Further, front-line Wildlife carers attest to the impact that balloons have on turtles and seabirds, including shearwaters, penguins and petrels. Ironically, Minister Kean announced the Single-Use Plastics Policy at Shelly Beach where a number of turtles have been rescued, including one called Ella. She was recently in care with Australian Seabird Rescue Central Coast (ASR CC) during which she excreted a balloon and two metres of attached ribbon. After months in care, she was released back to her home at Shelly Beach. ASR CC’s Cathy Gilmore is also calling for action on helium filled balloons.
In addition, the Australian Marine Debris Initiative (AMDI) Database confirms balloons are regularly found in marine debris collections.
“They may not be as numerous as cigarette butts or drink containers, but balloons do have a disproportionately large impact on wildlife. Action is being taken on these items, and even on fruit stickers, yet there is no action to limit the effect of helium filled balloons” said Ms Joynes.
Plastic Free July’s Rebecca Prince-Ruiz adds ““I urge other jurisdictions, especially NSW, to include helium balloon releases in their Plastics Plan and follow the lead of Queensland where the release of balloons into the environment is considered littering under the Waste Reduction and Recycling Act 2011 and WA which has included helium balloon releases to be banned by 31 December 2021. We know releasing balloons into the environment is littering and there are plenty of alternative ways to mark and celebrate important occasions in our lives without harming our wildlife”

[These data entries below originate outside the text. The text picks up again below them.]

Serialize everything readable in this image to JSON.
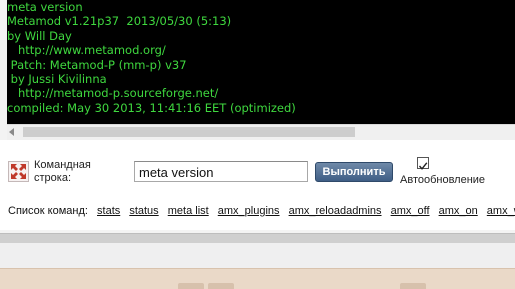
{
  "console": {
    "lines": [
      "meta version",
      "Metamod v1.21p37  2013/05/30 (5:13)",
      "by Will Day",
      "   http://www.metamod.org/",
      " Patch: Metamod-P (mm-p) v37",
      " by Jussi Kivilinna",
      "   http://metamod-p.sourceforge.net/",
      "compiled: May 30 2013, 11:41:16 EET (optimized)"
    ]
  },
  "command": {
    "label_line1": "Командная",
    "label_line2": "строка:",
    "input_value": "meta version",
    "run_button": "Выполнить",
    "auto_update_label": "Автообновление",
    "auto_update_checked": true
  },
  "command_list": {
    "label": "Список команд:",
    "items": [
      "stats",
      "status",
      "meta list",
      "amx_plugins",
      "amx_reloadadmins",
      "amx_off",
      "amx_on",
      "amx_who"
    ]
  },
  "colors": {
    "console_bg": "#000000",
    "console_text": "#3fd83f",
    "button_bg": "#4a6990"
  },
  "icons": {
    "command_icon": "expand-arrows-icon",
    "scroll_left": "scroll-left-arrow-icon",
    "checkbox": "checkmark-icon"
  }
}
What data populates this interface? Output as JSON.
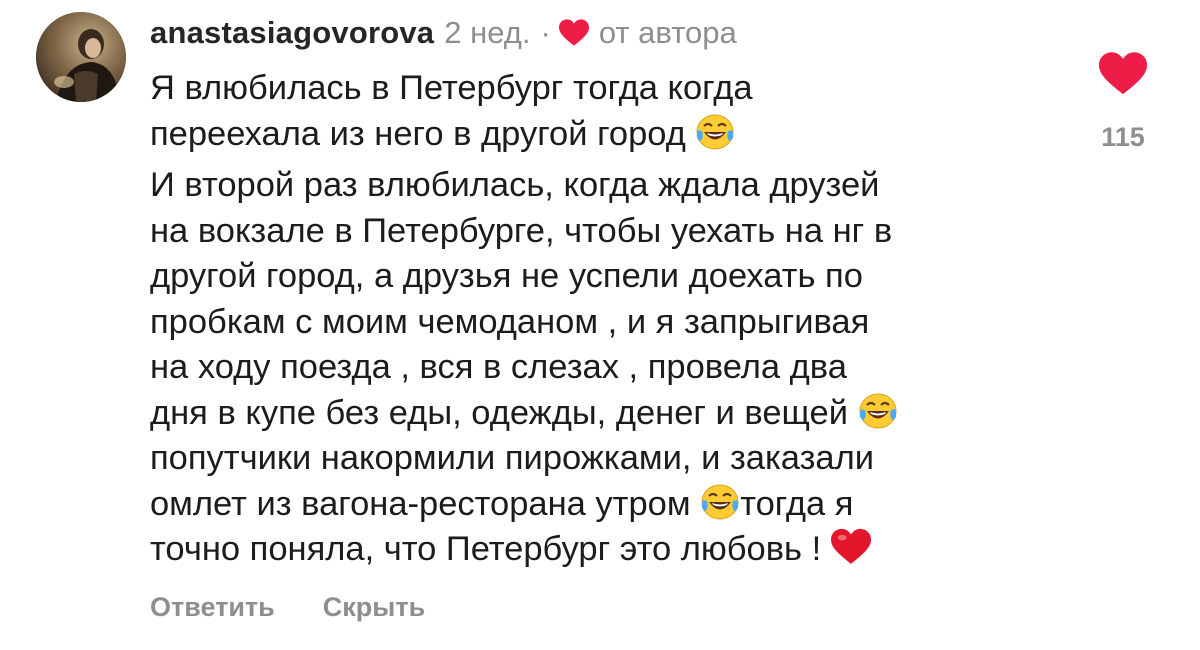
{
  "comment": {
    "username": "anastasiagovorova",
    "time": "2 нед.",
    "separator": "·",
    "author_badge_icon": "heart-icon",
    "author_badge_text": "от автора",
    "paragraphs": [
      {
        "lines": [
          "Я влюбилась в Петербург тогда когда",
          "переехала из него в другой город"
        ]
      },
      {
        "lines": [
          "И второй раз влюбилась, когда ждала друзей",
          "на вокзале в Петербурге, чтобы уехать на нг в",
          "другой город, а друзья не успели доехать по",
          "пробкам с моим чемоданом , и я запрыгивая",
          "на ходу поезда , вся в слезах , провела два",
          "дня в купе без еды, одежды, денег и вещей",
          "попутчики накормили пирожками, и заказали",
          "омлет из вагона-ресторана утром",
          "точно поняла, что Петербург это любовь !"
        ],
        "line_8_continuation": "тогда я"
      }
    ],
    "emoji_icons": [
      "laughing-crying-emoji",
      "laughing-crying-emoji",
      "laughing-crying-emoji",
      "red-heart-emoji"
    ],
    "actions": {
      "reply": "Ответить",
      "hide": "Скрыть"
    },
    "like": {
      "icon": "heart-icon",
      "count": "115",
      "color": "#ed1d48"
    }
  },
  "colors": {
    "text": "#262626",
    "secondary": "#8e8e8e",
    "heart": "#ed1d48"
  }
}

For the last 5 years, No Balloon Release Australia has presented the research and photographic evidence of the harmful impact caused by balloons to federal, state and territory governments.
“The NSW Environment Protection Agency has recognised the environmental damage resulting from releasing helium filled balloons (3) yet New South Wales still allows up to 19 balloons to be released. This is incomprehensible” added Ms Joynes.
Even in states where balloon releases are banned under Litter Acts, releases still occur. This shows that the use of helium for inflating balloons needs to be nationally regulated, to stop releases at the source.
“However, removing the “up to 19” balloon release allowance in the Protection of the Environment Operations Amendment (Balloons) Act 2000 No 82 in New South Wales would be a major step forward in protecting our environment” concluded Ms Joynes.
A petrel found with a pink balloon blocking its stomach, Far South Coast NSW.